Prior to building a binary classification model, a common step is to perform variable screening and exploratory data analysis. This is the step where we get to know the data and weed out variables that are either ill-conditioned or simply contain no information that will help us predict the action of interest. Note that the purpose of this step should not to be confused with that of multiple-variable selection techniques, such as stepwise regression, where the variables that go into the final model are selected. Rather, this is a precursory step designed to ensure that the approaches deployed during the final modeling phases are set up for success.
The weight of evidence (WOE) and information value (IV) provide a great framework for for exploratory analysis and variable screening for binary classifiers. WOE and IV have been used extensively in the credit risk world for several decades, and the underlying theory dates back to the 1950s. However, it is still not widely used in other industries.
WOE and IV analysis enable one to:
- Consider each variable’s independent contribution to the outcome.
- Detect linear and non-linear relationships.
- Rank variables in terms of "univariate" predictive strength.
- Visualize the correlations between the predictive variables and the binary outcome.

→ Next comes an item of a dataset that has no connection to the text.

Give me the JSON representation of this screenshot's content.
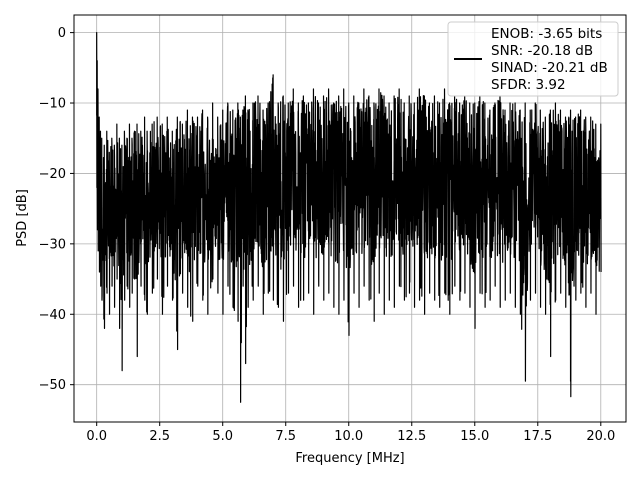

- Seamlessly compare the strength of continuous and categorical variables without creating dummy variables.
- Seamlessly handle missing values without imputation.
- Assess the predictive power of missing values.
The Information
package is designed to perform WOE and IV analysis for binary classification models as well as uplift models. To maximize performance, aggregations are done in data.table
, and creation of WOE vectors can be distributed across multiple cores.
Consider a direct marketing program where a test group received an offer of some sort, and the control group did not receive anything. The test and control groups are based on a random split. The lift of the campaign is defined as the difference in success rates between the test and control groups. In other words, the program can only be deemed successful if the offer outperforms the "do nothing" (a.k.a baseline) scenario.
The purpose of uplift models is to estimate the difference between the test and control groups, and then using the resulting model to target persuadables – i.e., potential or existing clients that are on the fence and need some sort of offer or contract to sign up or buy a product. Thus, when preparing to build an uplift model, we cannot only focus on the log odds of (Y=1) (where (Y) is some binary outcome), we need to analyze the log odds ratio of (Y=1) for the test group versus the control group. This can be handled by the net weight of evidence (NWOE) and the net information value (NIV).
library(Information)
# Basic WOE and IV -- no external cross validation
# Set ncore=2 since CRAN does now allow more than 2 for examples
# For real applications, leave ncore is NULL to get the default which is: number of cores - 1
data(train, package="Information")
train <- subset(train, TREATMENT==1)
IV <- create_infotables(data=train, y="PURCHASE", ncore=2)
# Show the first records of the IV summary table
print(head(IV$Summary), row.names=FALSE)
# Show the WOE table for the variable called N_OPEN_REV_ACTS
print(IV$Tables$N_OPEN_REV_ACTS, row.names=FALSE)
You can install:
- The latest development version from github with
devtools::install_github("klarsen1/Information", "klarsen1")
- The latest released version from CRAN with
install.packages("Information")